This round of 'fear cycle' has finally come to an end, as there is only this last month left in 2025. If I had to pick the darkest month for this year's crypto market—November would undoubtedly be the choice. We all anticipated that there would likely be another major sell-off this year, but we didn't expect it to come so early on 10·11, bringing the entire crypto market into a bear market.
The past month: a dark November
The global cryptocurrency market value has fallen for three consecutive weeks; BTC has twice broken through key moving averages, dropping to around 80,000 USD, with over 1 million people liquidated in the futures market, and ETF funds continuing to flow out.
The macro side is frequently bouncing back and forth: U.S. government shutdown, Federal Reserve decisions, significant pullbacks in Asian markets.
Japan's disaster relief budget impacts the bond market, triggering a spread of risk-averse sentiment, and market sentiment switches from 'aggressive FOMO' to 'deep panic' in an instant. But all markets have cycles.

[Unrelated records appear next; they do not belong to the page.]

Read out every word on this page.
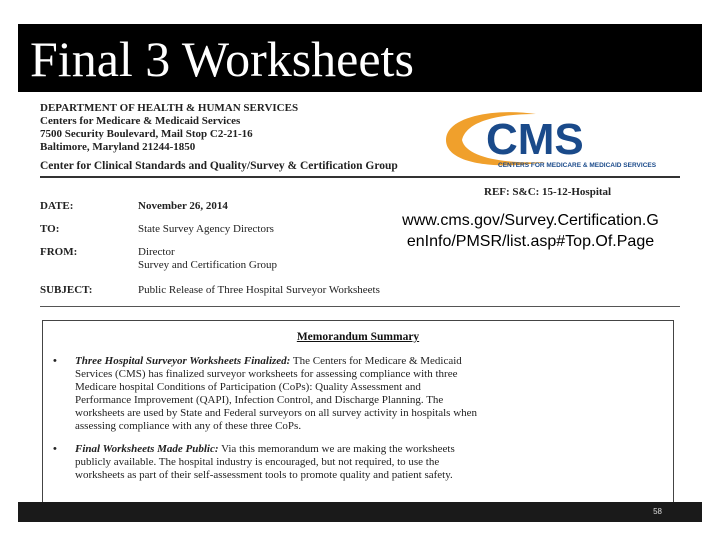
Final 3 Worksheets
DEPARTMENT OF HEALTH & HUMAN SERVICES
Centers for Medicare & Medicaid Services
7500 Security Boulevard, Mail Stop C2-21-16
Baltimore, Maryland 21244-1850	CMS
CENTERS FOR MEDICARE & MEDICAID SERVICES
Center for Clinical Standards and Quality/Survey & Certification Group
REF: S&C: 15-12-Hospital
DATE:	November 26, 2014
TO:	State Survey Agency Directors
FROM:	Director
Survey and Certification Group
SUBJECT:	Public Release of Three Hospital Surveyor Worksheets
Memorandum Summary
• Three Hospital Surveyor Worksheets Finalized: The Centers for Medicare & Medicaid
Services (CMS) has finalized surveyor worksheets for assessing compliance with three
Medicare hospital Conditions of Participation (CoPs): Quality Assessment and
Performance Improvement (QAPI), Infection Control, and Discharge Planning. The
worksheets are used by State and Federal surveyors on all survey activity in hospitals when
assessing compliance with any of these three CoPs.
• Final Worksheets Made Public: Via this memorandum we are making the worksheets
publicly available. The hospital industry is encouraged, but not required, to use the
worksheets as part of their self-assessment tools to promote quality and patient safety.
www.cms.gov/Survey.Certification.G
enInfo/PMSR/list.asp#Top.Of.Page
58
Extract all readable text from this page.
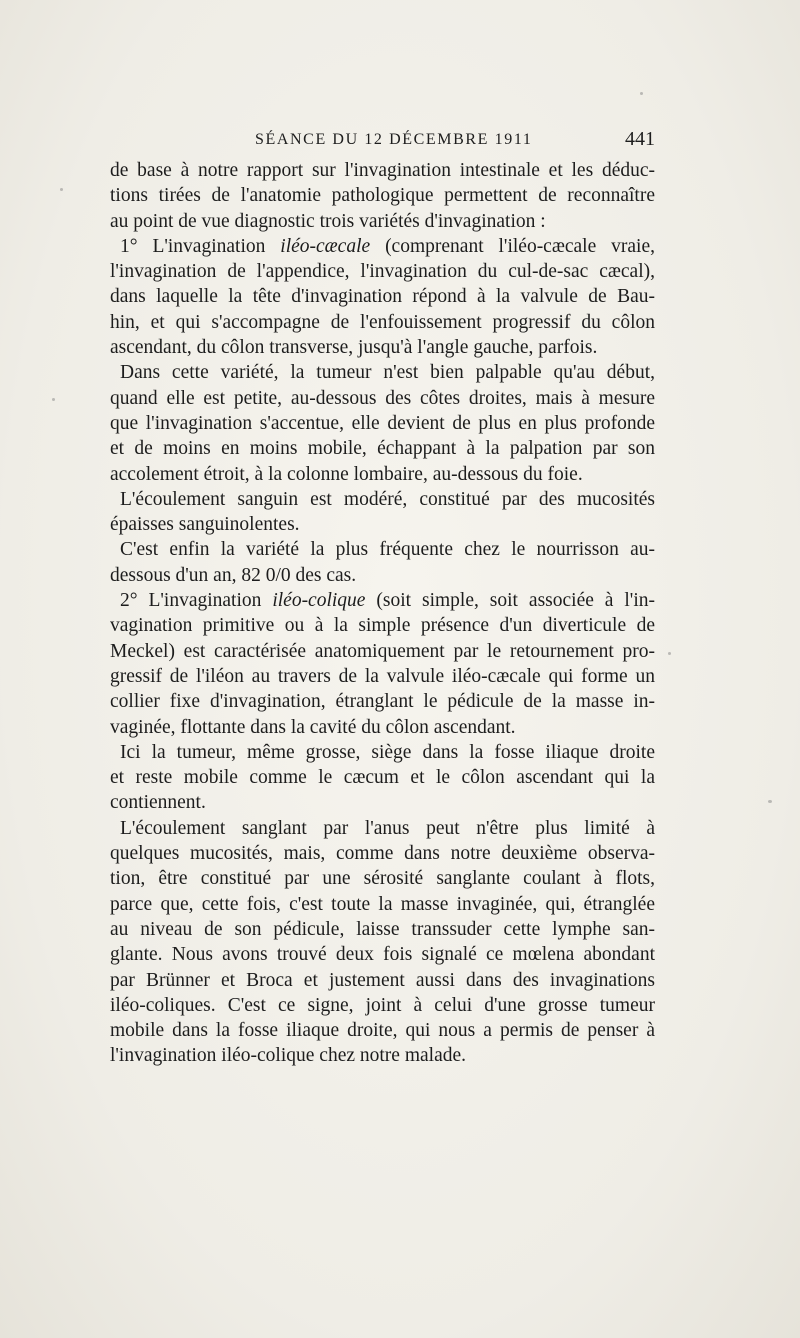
SÉANCE DU 12 DÉCEMBRE 1911	441
de base à notre rapport sur l'invagination intestinale et les déduc-
tions tirées de l'anatomie pathologique permettent de reconnaître
au point de vue diagnostic trois variétés d'invagination :
1° L'invagination iléo-cæcale (comprenant l'iléo-cæcale vraie,
l'invagination de l'appendice, l'invagination du cul-de-sac cæcal),
dans laquelle la tête d'invagination répond à la valvule de Bau-
hin, et qui s'accompagne de l'enfouissement progressif du côlon
ascendant, du côlon transverse, jusqu'à l'angle gauche, parfois.
Dans cette variété, la tumeur n'est bien palpable qu'au début,
quand elle est petite, au-dessous des côtes droites, mais à mesure
que l'invagination s'accentue, elle devient de plus en plus profonde
et de moins en moins mobile, échappant à la palpation par son
accolement étroit, à la colonne lombaire, au-dessous du foie.
L'écoulement sanguin est modéré, constitué par des mucosités
épaisses sanguinolentes.
C'est enfin la variété la plus fréquente chez le nourrisson au-
dessous d'un an, 82 0/0 des cas.
2° L'invagination iléo-colique (soit simple, soit associée à l'in-
vagination primitive ou à la simple présence d'un diverticule de
Meckel) est caractérisée anatomiquement par le retournement pro-
gressif de l'iléon au travers de la valvule iléo-cæcale qui forme un
collier fixe d'invagination, étranglant le pédicule de la masse in-
vaginée, flottante dans la cavité du côlon ascendant.
Ici la tumeur, même grosse, siège dans la fosse iliaque droite
et reste mobile comme le cæcum et le côlon ascendant qui la
contiennent.
L'écoulement sanglant par l'anus peut n'être plus limité à
quelques mucosités, mais, comme dans notre deuxième observa-
tion, être constitué par une sérosité sanglante coulant à flots,
parce que, cette fois, c'est toute la masse invaginée, qui, étranglée
au niveau de son pédicule, laisse transsuder cette lymphe san-
glante. Nous avons trouvé deux fois signalé ce mœlena abondant
par Brünner et Broca et justement aussi dans des invaginations
iléo-coliques. C'est ce signe, joint à celui d'une grosse tumeur
mobile dans la fosse iliaque droite, qui nous a permis de penser à
l'invagination iléo-colique chez notre malade.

The dark November has passed, and we should think more about: what will happen in December?

One, November: What exactly happened?
Why did this drop catch everyone off guard?
① Macroeconomic mutation - 'interest rate cut expectations' suddenly disappear.
At the end of October, the market still believed there was a 70% chance the Federal Reserve would cut rates in December. But strong U.S. economic data in early November shattered that fantasy: non-farm employment exceeded expectations, core inflation is sticky, and treasury yields surged.
Therefore: interest rate cut expectations → delayed; liquidity risk → increased; cryptocurrency → comprehensive downgrade.
Cryptocurrency assets, as 'high-risk assets,' naturally bear the heaviest pressure.
② Japan's bond market earthquake: speculation of a rate hike for the first time in 40 years.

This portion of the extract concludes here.